My partner has cancer and is receiving chemotherapy. She's responding well but now has trouble with simple math, decision making, and she doesn't finish her sentences. Can chemo do that?--B.G., San Diego, California
Answer:Scientists are still trying understand the phenomenon your partner describes, which they named "chemo brain." It happens to affect seniors, and those with chronic infections and illnesses.
Even with modern technology, such as MRIs, the exact cause of chemo brain has evaded scientists. You see, even with an MRI scan, only minor differences in the brain are seen before and after chemotherapy, and nothing definitively points to the cause of "chemo brain" making it hard to treat.
Alright, pop quiz time: Do you know that your brain needs glucose in order to work, grow, and think? It's true! Your noggin uses more than 20 percent of the fuel derived from the food you eat. Fuel is equal to glucose in this case. Knowing this tidbit, scientists recently made a discovery that will help chemo brain sufferers.
Researchers at the Virginia University School of Medicine tried a different approach. Instead of looking at still shots of the brain with an MRI (before and after chemo), they watched how the brain uses glucose derived from the meals their patients ate. They used a specialized scanning device (PET scan), along with CT scans and discovered that certain parts of your brain light up brightly when glucose is utilized. These brighter areas show the regions of the brain that are actively 'eating' glucose. It's a good thing, it's you want because it means that your brain is working properly. Glucose feeds the brain.

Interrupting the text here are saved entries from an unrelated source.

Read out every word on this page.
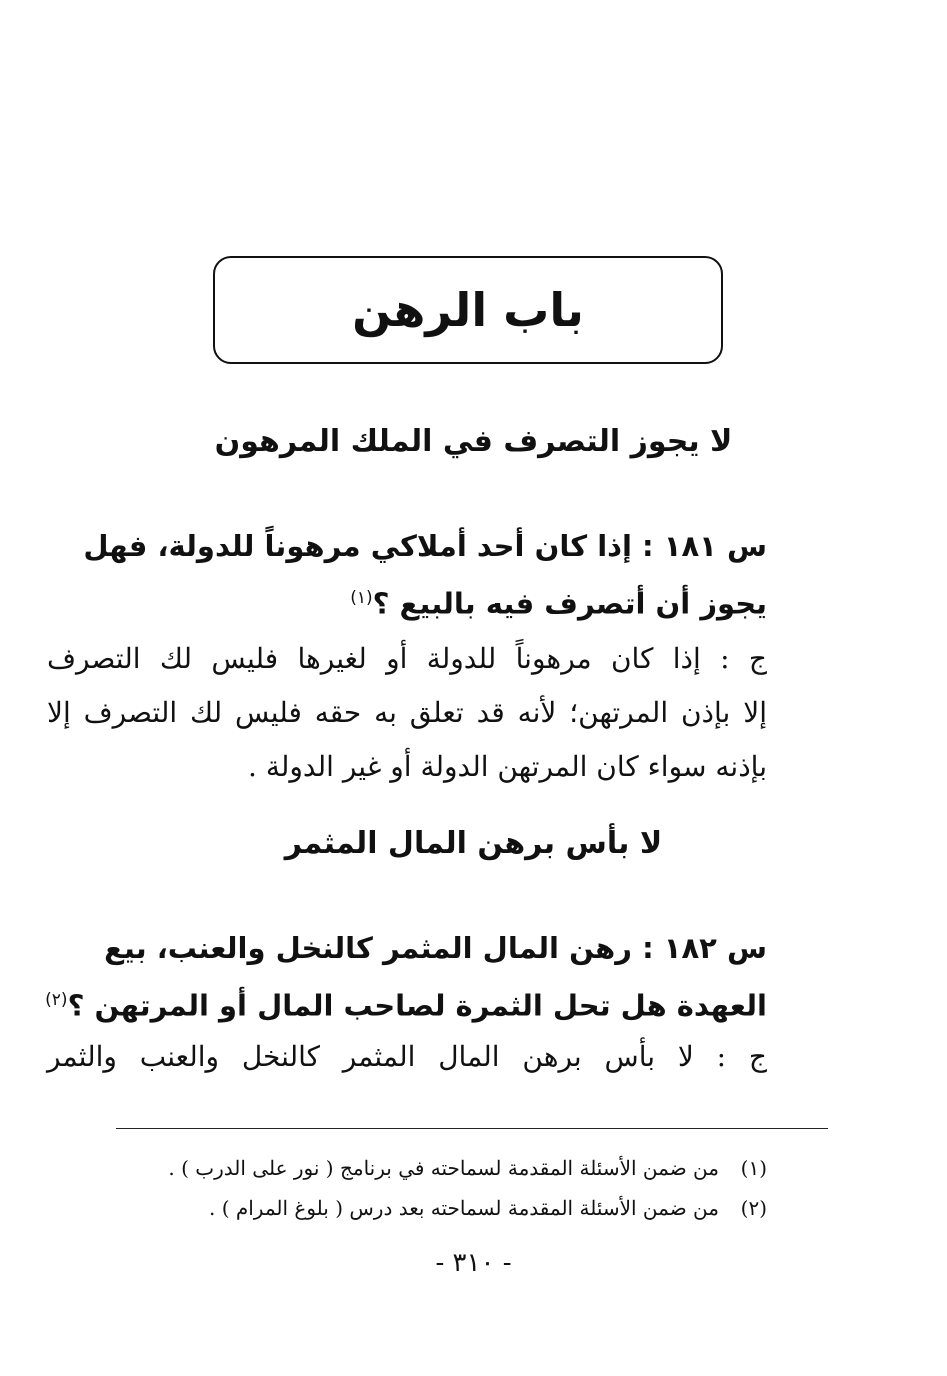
باب الرهن
لا يجوز التصرف في الملك المرهون
س ١٨١ : إذا كان أحد أملاكي مرهوناً للدولة، فهل
يجوز أن أتصرف فيه بالبيع ؟$^{(١)}$
ج : إذا كان مرهوناً للدولة أو لغيرها فليس لك التصرف
إلا بإذن المرتهن؛ لأنه قد تعلق به حقه فليس لك التصرف إلا
بإذنه سواء كان المرتهن الدولة أو غير الدولة .
لا بأس برهن المال المثمر
س ١٨٢ : رهن المال المثمر كالنخل والعنب، بيع
العهدة هل تحل الثمرة لصاحب المال أو المرتهن ؟$^{(٢)}$
ج : لا بأس برهن المال المثمر كالنخل والعنب والثمر
(١)من ضمن الأسئلة المقدمة لسماحته في برنامج ( نور على الدرب ) .
(٢)من ضمن الأسئلة المقدمة لسماحته بعد درس ( بلوغ المرام ) .
- ٣١٠ -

Interestingly, the brains of chemotherapy-treated patients still lit up, but they were much duller in brightness, indicating less activity. Incredibly, the duller areas are the regions of the brain responsible for planning and decision-making, and that's exactly what "chemo brain" sufferers complain about. The researchers are not exactly sure why this happens, it could be related to excessive cytokine production or nerve unraveling (demyelination) but nevertheless, it validates so many of you who have asked me to help you with memory loss, poor concentration, inability to solve problems, and general cognitive decline after receiving chemotherapy.
So what can you do to help your partner with chemo brain? First, point out to her that it may get better after completion of the chemo. Next, increase colorful fruits and vegetables in the diet, keeping it free of anything refined or processed.
Exercising 30 minutes a day can improve chemo brain by shuttling more glucose to the brain. There are supplements at health food stores, or online that nourish the brain, providing more glucose and improved blood flow. Ask your oncologist if some of the following would be beneficial for you: vinpocetine, ginkgo biloba, bacopa, phosphatidylserine, coconut oil and DHA. In fact, any of you with memory loss should ask your doctor about these supplements.